“L’unica riforma possibile è la chiusura dei Cie”. A dirlo è il presidente della Camera penale di Milano, Salvatore Scuto, all’uscita del Centro di identificazione ed espulsione (Cie) in via Corelli a Milano. Secondo gli avvocati aderenti alle Camere penali dunque, non ci sono possibilità di riforma, ma l’unica via è la chiusura dei centri. Secondo i dati della Croce rossa, nel 2012 in via Corelli ci sono stati 871 nuovi ingressi, (734 maschi e 137 trans). Le uscite, in totale, 843.
Il 3 aprile 2013 una delegazione dell’Unione delle Camere penali italiane e della Camera penale di Milano ha visitato il Cie per verificare le condizioni degli ospiti e della struttura. Ad entrare nel Centro di identificazione ed espulsione, oltre a Scuto, sono stati Vinicio Nardi e Manuela Deorsola (giunta dell’Ucpi); Antonella Calcaterra, Mimmo Passione e il consigliere comunale Mirko Mazzali (componenti Osservatorio carceri Ucpi); Giovanni Bellingardi, Giampaolo Del Sasso e Francesco Sbisa (membri del direttivo degli avvocati aderenti alle Camere penali).

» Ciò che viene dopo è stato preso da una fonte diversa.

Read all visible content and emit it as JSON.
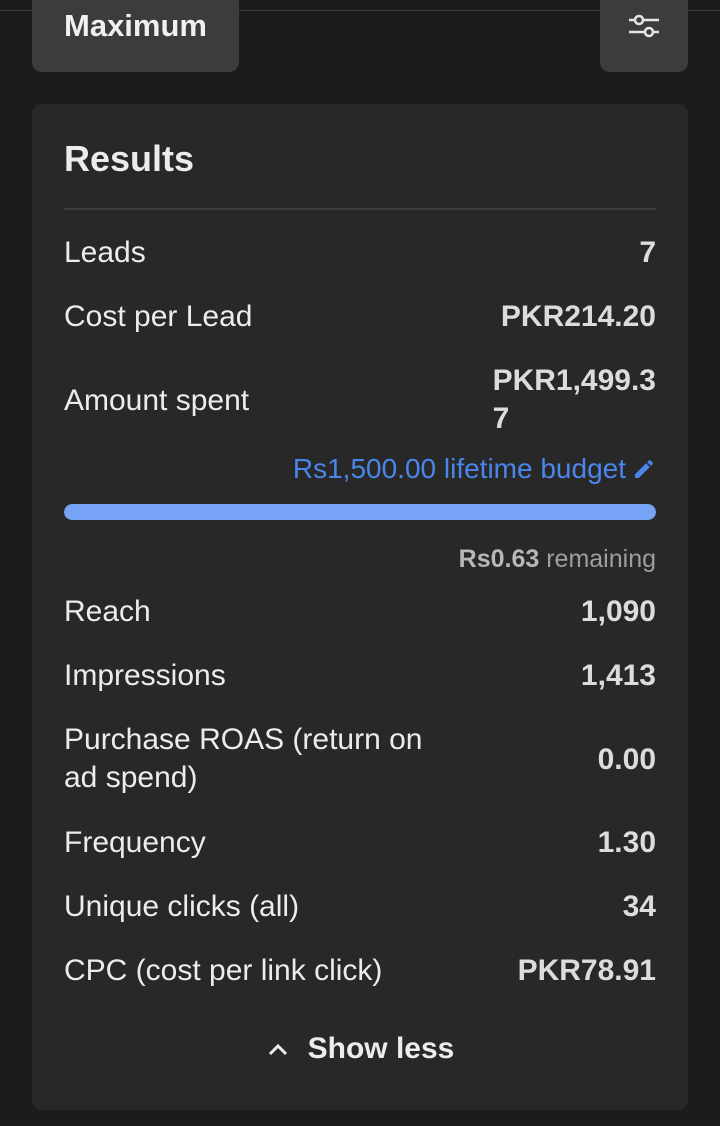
{
  "top": {
    "max_label": "Maximum",
    "filter_icon": "filter-sliders-icon"
  },
  "results": {
    "title": "Results",
    "leads": {
      "label": "Leads",
      "value": "7"
    },
    "cost_per_lead": {
      "label": "Cost per Lead",
      "value": "PKR214.20"
    },
    "amount_spent": {
      "label": "Amount spent",
      "value_line1": "PKR1,499.3",
      "value_line2": "7"
    },
    "budget": {
      "text": "Rs1,500.00 lifetime budget",
      "icon": "pencil-edit-icon"
    },
    "progress_fraction": 0.9996,
    "remaining": {
      "amount": "Rs0.63",
      "suffix": "remaining"
    },
    "reach": {
      "label": "Reach",
      "value": "1,090"
    },
    "impressions": {
      "label": "Impressions",
      "value": "1,413"
    },
    "roas": {
      "label_line1": "Purchase ROAS (return on",
      "label_line2": "ad spend)",
      "value": "0.00"
    },
    "frequency": {
      "label": "Frequency",
      "value": "1.30"
    },
    "unique_clicks": {
      "label": "Unique clicks (all)",
      "value": "34"
    },
    "cpc": {
      "label": "CPC (cost per link click)",
      "value": "PKR78.91"
    }
  },
  "footer": {
    "show_less_label": "Show less",
    "chevron_icon": "chevron-up-icon"
  },
  "colors": {
    "accent": "#4a86ea",
    "progress": "#76a3f5",
    "card": "#282828",
    "background": "#1c1c1c"
  }
}
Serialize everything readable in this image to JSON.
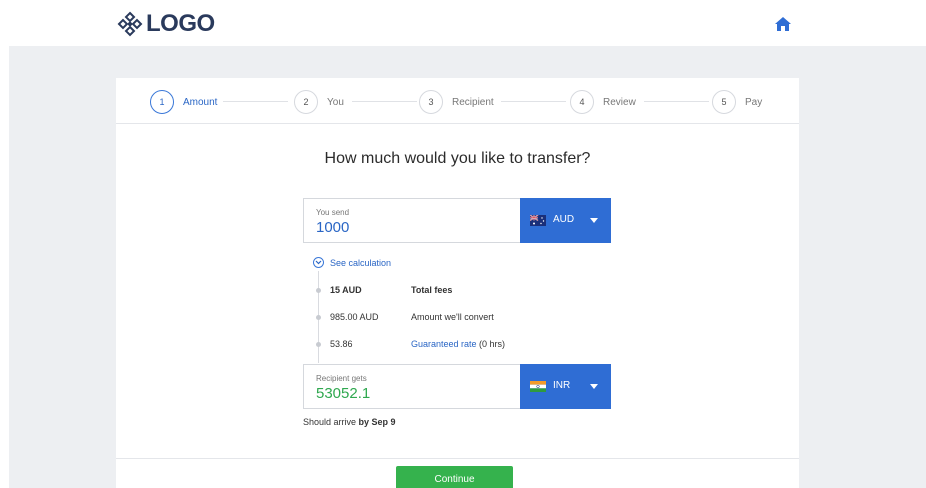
{
  "header": {
    "logo_text": "LOGO",
    "brand_color": "#2a3a5c",
    "home_icon": "home-icon"
  },
  "steps": [
    {
      "number": "1",
      "label": "Amount",
      "active": true
    },
    {
      "number": "2",
      "label": "You",
      "active": false
    },
    {
      "number": "3",
      "label": "Recipient",
      "active": false
    },
    {
      "number": "4",
      "label": "Review",
      "active": false
    },
    {
      "number": "5",
      "label": "Pay",
      "active": false
    }
  ],
  "main": {
    "question": "How much would you like to transfer?",
    "send": {
      "label": "You send",
      "value": "1000",
      "currency": "AUD",
      "flag_icon": "australia-flag-icon"
    },
    "calculation": {
      "toggle_label": "See calculation",
      "fees_amount": "15 AUD",
      "fees_label": "Total fees",
      "convert_amount": "985.00 AUD",
      "convert_label": "Amount we'll convert",
      "rate_value": "53.86",
      "rate_link": "Guaranteed rate",
      "rate_suffix": " (0 hrs)"
    },
    "receive": {
      "label": "Recipient gets",
      "value": "53052.1",
      "currency": "INR",
      "flag_icon": "india-flag-icon"
    },
    "arrival_prefix": "Should arrive ",
    "arrival_date": "by Sep 9",
    "continue_label": "Continue"
  },
  "colors": {
    "accent": "#2f6dd4",
    "success": "#35b24d",
    "background": "#edeff2"
  }
}
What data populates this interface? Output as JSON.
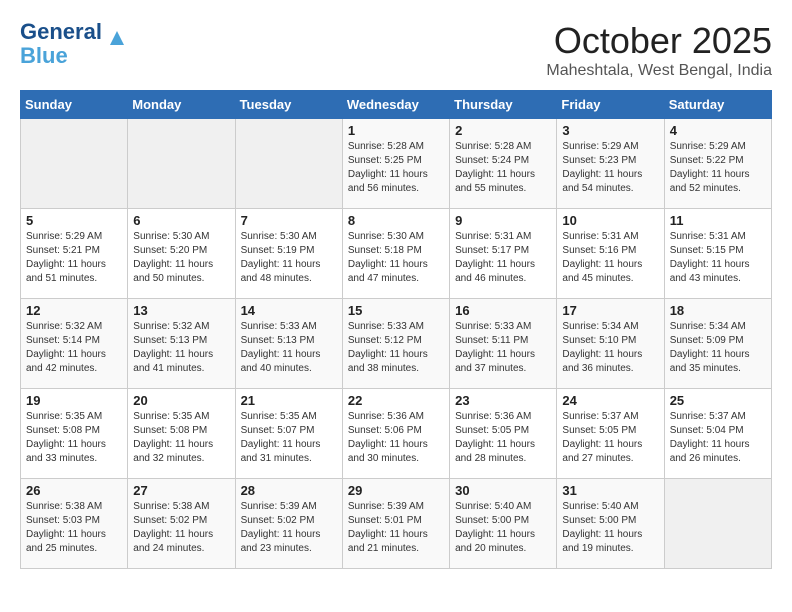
{
  "header": {
    "logo_line1": "General",
    "logo_line2": "Blue",
    "month": "October 2025",
    "location": "Maheshtala, West Bengal, India"
  },
  "days_of_week": [
    "Sunday",
    "Monday",
    "Tuesday",
    "Wednesday",
    "Thursday",
    "Friday",
    "Saturday"
  ],
  "weeks": [
    [
      {
        "day": "",
        "info": ""
      },
      {
        "day": "",
        "info": ""
      },
      {
        "day": "",
        "info": ""
      },
      {
        "day": "1",
        "info": "Sunrise: 5:28 AM\nSunset: 5:25 PM\nDaylight: 11 hours\nand 56 minutes."
      },
      {
        "day": "2",
        "info": "Sunrise: 5:28 AM\nSunset: 5:24 PM\nDaylight: 11 hours\nand 55 minutes."
      },
      {
        "day": "3",
        "info": "Sunrise: 5:29 AM\nSunset: 5:23 PM\nDaylight: 11 hours\nand 54 minutes."
      },
      {
        "day": "4",
        "info": "Sunrise: 5:29 AM\nSunset: 5:22 PM\nDaylight: 11 hours\nand 52 minutes."
      }
    ],
    [
      {
        "day": "5",
        "info": "Sunrise: 5:29 AM\nSunset: 5:21 PM\nDaylight: 11 hours\nand 51 minutes."
      },
      {
        "day": "6",
        "info": "Sunrise: 5:30 AM\nSunset: 5:20 PM\nDaylight: 11 hours\nand 50 minutes."
      },
      {
        "day": "7",
        "info": "Sunrise: 5:30 AM\nSunset: 5:19 PM\nDaylight: 11 hours\nand 48 minutes."
      },
      {
        "day": "8",
        "info": "Sunrise: 5:30 AM\nSunset: 5:18 PM\nDaylight: 11 hours\nand 47 minutes."
      },
      {
        "day": "9",
        "info": "Sunrise: 5:31 AM\nSunset: 5:17 PM\nDaylight: 11 hours\nand 46 minutes."
      },
      {
        "day": "10",
        "info": "Sunrise: 5:31 AM\nSunset: 5:16 PM\nDaylight: 11 hours\nand 45 minutes."
      },
      {
        "day": "11",
        "info": "Sunrise: 5:31 AM\nSunset: 5:15 PM\nDaylight: 11 hours\nand 43 minutes."
      }
    ],
    [
      {
        "day": "12",
        "info": "Sunrise: 5:32 AM\nSunset: 5:14 PM\nDaylight: 11 hours\nand 42 minutes."
      },
      {
        "day": "13",
        "info": "Sunrise: 5:32 AM\nSunset: 5:13 PM\nDaylight: 11 hours\nand 41 minutes."
      },
      {
        "day": "14",
        "info": "Sunrise: 5:33 AM\nSunset: 5:13 PM\nDaylight: 11 hours\nand 40 minutes."
      },
      {
        "day": "15",
        "info": "Sunrise: 5:33 AM\nSunset: 5:12 PM\nDaylight: 11 hours\nand 38 minutes."
      },
      {
        "day": "16",
        "info": "Sunrise: 5:33 AM\nSunset: 5:11 PM\nDaylight: 11 hours\nand 37 minutes."
      },
      {
        "day": "17",
        "info": "Sunrise: 5:34 AM\nSunset: 5:10 PM\nDaylight: 11 hours\nand 36 minutes."
      },
      {
        "day": "18",
        "info": "Sunrise: 5:34 AM\nSunset: 5:09 PM\nDaylight: 11 hours\nand 35 minutes."
      }
    ],
    [
      {
        "day": "19",
        "info": "Sunrise: 5:35 AM\nSunset: 5:08 PM\nDaylight: 11 hours\nand 33 minutes."
      },
      {
        "day": "20",
        "info": "Sunrise: 5:35 AM\nSunset: 5:08 PM\nDaylight: 11 hours\nand 32 minutes."
      },
      {
        "day": "21",
        "info": "Sunrise: 5:35 AM\nSunset: 5:07 PM\nDaylight: 11 hours\nand 31 minutes."
      },
      {
        "day": "22",
        "info": "Sunrise: 5:36 AM\nSunset: 5:06 PM\nDaylight: 11 hours\nand 30 minutes."
      },
      {
        "day": "23",
        "info": "Sunrise: 5:36 AM\nSunset: 5:05 PM\nDaylight: 11 hours\nand 28 minutes."
      },
      {
        "day": "24",
        "info": "Sunrise: 5:37 AM\nSunset: 5:05 PM\nDaylight: 11 hours\nand 27 minutes."
      },
      {
        "day": "25",
        "info": "Sunrise: 5:37 AM\nSunset: 5:04 PM\nDaylight: 11 hours\nand 26 minutes."
      }
    ],
    [
      {
        "day": "26",
        "info": "Sunrise: 5:38 AM\nSunset: 5:03 PM\nDaylight: 11 hours\nand 25 minutes."
      },
      {
        "day": "27",
        "info": "Sunrise: 5:38 AM\nSunset: 5:02 PM\nDaylight: 11 hours\nand 24 minutes."
      },
      {
        "day": "28",
        "info": "Sunrise: 5:39 AM\nSunset: 5:02 PM\nDaylight: 11 hours\nand 23 minutes."
      },
      {
        "day": "29",
        "info": "Sunrise: 5:39 AM\nSunset: 5:01 PM\nDaylight: 11 hours\nand 21 minutes."
      },
      {
        "day": "30",
        "info": "Sunrise: 5:40 AM\nSunset: 5:00 PM\nDaylight: 11 hours\nand 20 minutes."
      },
      {
        "day": "31",
        "info": "Sunrise: 5:40 AM\nSunset: 5:00 PM\nDaylight: 11 hours\nand 19 minutes."
      },
      {
        "day": "",
        "info": ""
      }
    ]
  ]
}
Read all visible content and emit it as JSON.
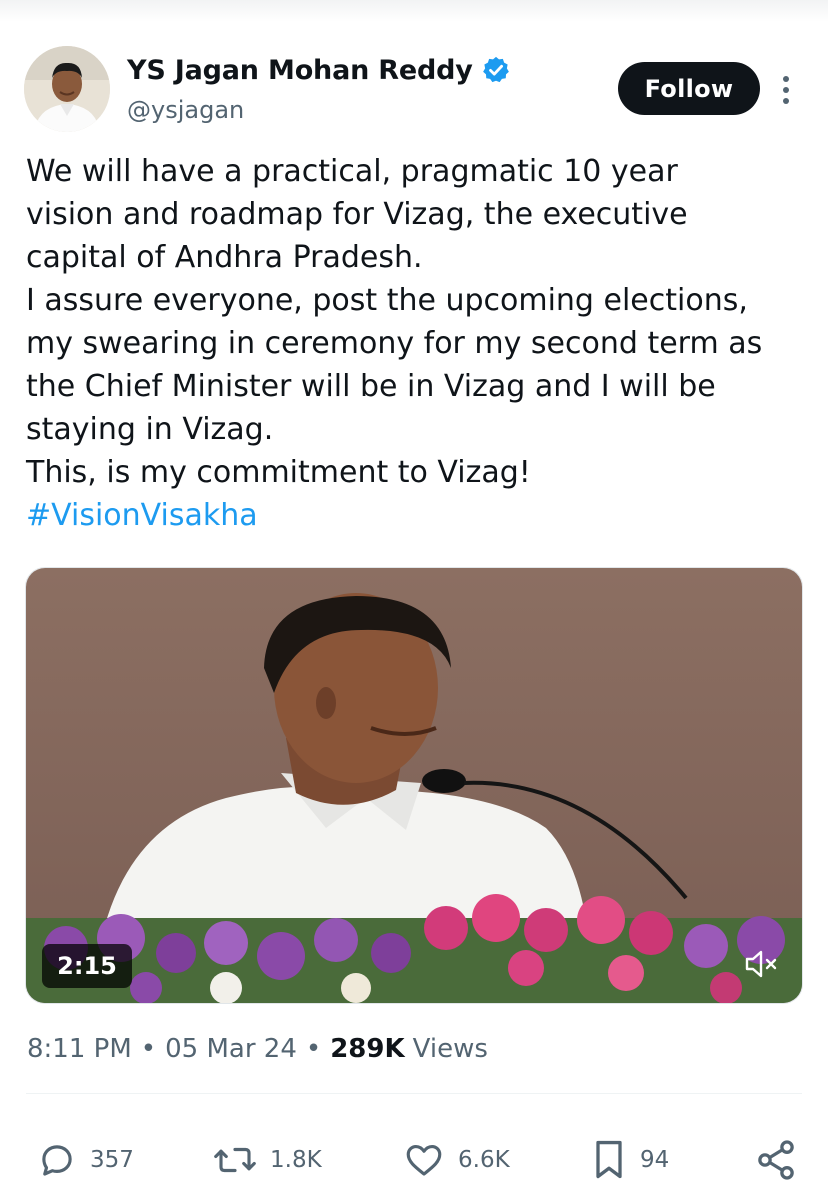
{
  "author": {
    "display_name": "YS Jagan Mohan Reddy",
    "handle": "@ysjagan",
    "verified": true
  },
  "follow_label": "Follow",
  "tweet": {
    "lines": [
      "We will have a practical, pragmatic 10 year",
      "vision and roadmap for Vizag, the executive",
      "capital of Andhra Pradesh.",
      "I assure everyone, post the upcoming elections,",
      "my swearing in ceremony for my second term as",
      "the Chief Minister will be in Vizag and I will be",
      "staying in Vizag.",
      "This, is my commitment to Vizag!"
    ],
    "hashtag": "#VisionVisakha"
  },
  "video": {
    "duration": "2:15"
  },
  "meta": {
    "time": "8:11 PM",
    "separator": "•",
    "date": "05 Mar 24",
    "views_count": "289K",
    "views_label": "Views"
  },
  "actions": {
    "replies": "357",
    "reposts": "1.8K",
    "likes": "6.6K",
    "bookmarks": "94"
  },
  "icons": [
    "verified-badge-icon",
    "more-icon",
    "mute-icon",
    "reply-icon",
    "repost-icon",
    "like-icon",
    "bookmark-icon",
    "share-icon"
  ],
  "colors": {
    "accent": "#1d9bf0",
    "text": "#0f1419",
    "secondary_text": "#536471",
    "follow_button_bg": "#0f1419"
  }
}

“Questo – ha commentato Scuto – non è un carcere, è peggio. È un non carcere, una struttura ideologica e inutile che serve solo a tranquillizzare la pancia di questo paese”. All’interno del Cie “la situazione non è delle migliori” e “chi è dentro non capisce perché si trova qui e non sa quando uscirà”. C’è un extracomunitario, ad esempio, “che si trova nel centro da oltre un anno”. Inoltre “si tratta di persone che non hanno fatto nulla e si trovano qui solo perché non sono identificabili”. Secondo gli avvocati il Cie “è un cucchiaino d’oro (perché costa molto) con cui si cerca di svuotare il mare dell’immigrazione”.